Inspiring Older Readers

posted on 25 Jan 2017

Spending a penny

I have recently been compiling reading lists for students who will be starting modules I teach in the coming semester. For many of our students access to books is a real issue – they often don’t have the income to buy recommended editions at full price, our university library is always stretched for funds and so can only buy limited hardcopy numbers and electronic copies are so unpopular with students that many don’t see them as an option. My university continues to invest in ebooks despite feedback from students that clearly shows they dislike the format and find them hard to use – but, as far as college is concerned, they are relatively cheap and don’t clutter the shelves.

Unlike some of my colleagues, I am also pretty relaxed about which editions of books students use. In the world of textbooks in particular new and updated versions of textbooks command large cover prices even when the ‘updating’ is marginal and peripheral to the core of the topic. So, whether students have the 6th edition or the brand new 7th is most often neither here nor there in terms of the information they need to know at an undergraduate level. Quite often just getting them to read any book is something of a triumph.

However, I have found that telling students that there are books they should be reading available on Amazon for as little as 1p plus postage and packing can sometimes convince them that owning books they need isn’t beyond their reach. But the fact that books can be offered so cheaply has often puzzled students who have assumed this means that they must be worthless and of no use to them. And, it’s also made me think about what must be the economics behind the 1p book phenomenon.

It seems to me that the more you think about this part of the book market, the more bizarre and Alice in Wonderland-like it becomes. If a dealer advertises a book at 1p and adds on postage and packing costs of £2.80 – a total value of £2.81 – by the time they have deducted Amazon’s commission and the actual cost of the p&p, there can only be, literally, a few pence left in the profit column. So, in order, to make anything at all from this process you have to assume two or three other factors are in place:

·         They must be confident of shifting HUGE numbers of these cheap books

·         They must be able to source the books for nothing (or as close to nothing as makes no difference)

·         They must be able to make marginal savings on postage and packing through shifting stuff in bulk

All of which, it seems to me, presupposes that to operate in Amazon’s 1p universe you have to be a pretty considerable outfit with all the logistics in place.

For me at least I guess the key question is where the books are sourced from. If they have to be picked up for literally next to nothing I find it hard to imagine where on Earth they come from. Are these books that have already been packed up to be sent for pulverising – copies discarded by institutions or individuals that no longer see any need for them? Are they the books rejected by charity shops who seem to have become increasingly picky about what goes on their shelves?  I have no idea.

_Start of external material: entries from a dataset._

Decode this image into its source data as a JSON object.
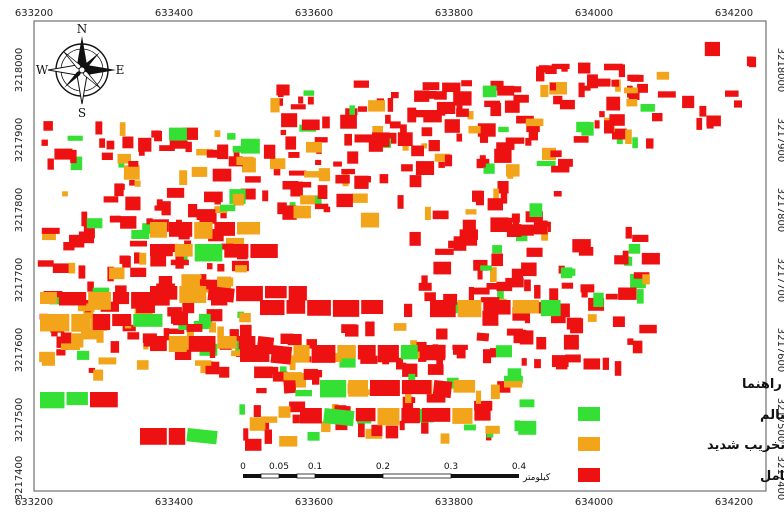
{
  "colors": {
    "none_or_low": "#33e033",
    "severe": "#f2a51a",
    "very_severe": "#ee1111",
    "frame": "#555555",
    "background": "#ffffff"
  },
  "coords": {
    "x_top": [
      "633200",
      "633400",
      "633600",
      "633800",
      "634000",
      "634200"
    ],
    "x_bottom": [
      "633200",
      "633400",
      "633600",
      "633800",
      "634000",
      "634200"
    ],
    "y_left": [
      "3218000",
      "3217900",
      "3217800",
      "3217700",
      "3217600",
      "3217500",
      "3217400"
    ],
    "y_right": [
      "3218000",
      "3217900",
      "3217800",
      "3217700",
      "3217600",
      "3217500",
      "3217400"
    ]
  },
  "compass": {
    "n": "N",
    "s": "S",
    "e": "E",
    "w": "W",
    "icon": "compass-rose-icon"
  },
  "legend": {
    "title": "راهنما",
    "items": [
      {
        "label": "تخریب کم یا سالم",
        "color_key": "none_or_low"
      },
      {
        "label": "تخریب شدید",
        "color_key": "severe"
      },
      {
        "label": "تخریب بسیار شدید یا کامل",
        "color_key": "very_severe"
      }
    ]
  },
  "scalebar": {
    "labels": [
      "0",
      "0.05",
      "0.1",
      "0.2",
      "0.3",
      "0.4"
    ],
    "unit": "کیلومتر"
  }
}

At one level you could make a case for this 1p book trade as an example of green recycling –helping the hard-pressed students I mentioned at the beginning of this piece and preventing even more landfill being generated. While I can applaud this it’s a version of bookselling that feels a bit like ‘bottom-feeding’  - hard work and constantly at the (probably literally) grubby end of the trade. What impact all this has on those further up the bookselling chain I have no idea but it must have an effect and I suspect it isn’t marginal.

It’s not the sort of bookselling most of us dream about. When we daydream of our bookshops we see only the choicest volumes and the most beautiful bindings on our shelves and we imagine the delightful conversations these will generate with our customers. The 1p world of bookselling is the industrial factory farming version of the bookselling world rather than the Arcadian free-range alternative most of us would rather be associated with. Whether it’s a good or bad thing probably depends on where you are in the marketplace – for consumers it has to be a good deal but for book dealers these lowest of the low prices must be a continuing headache.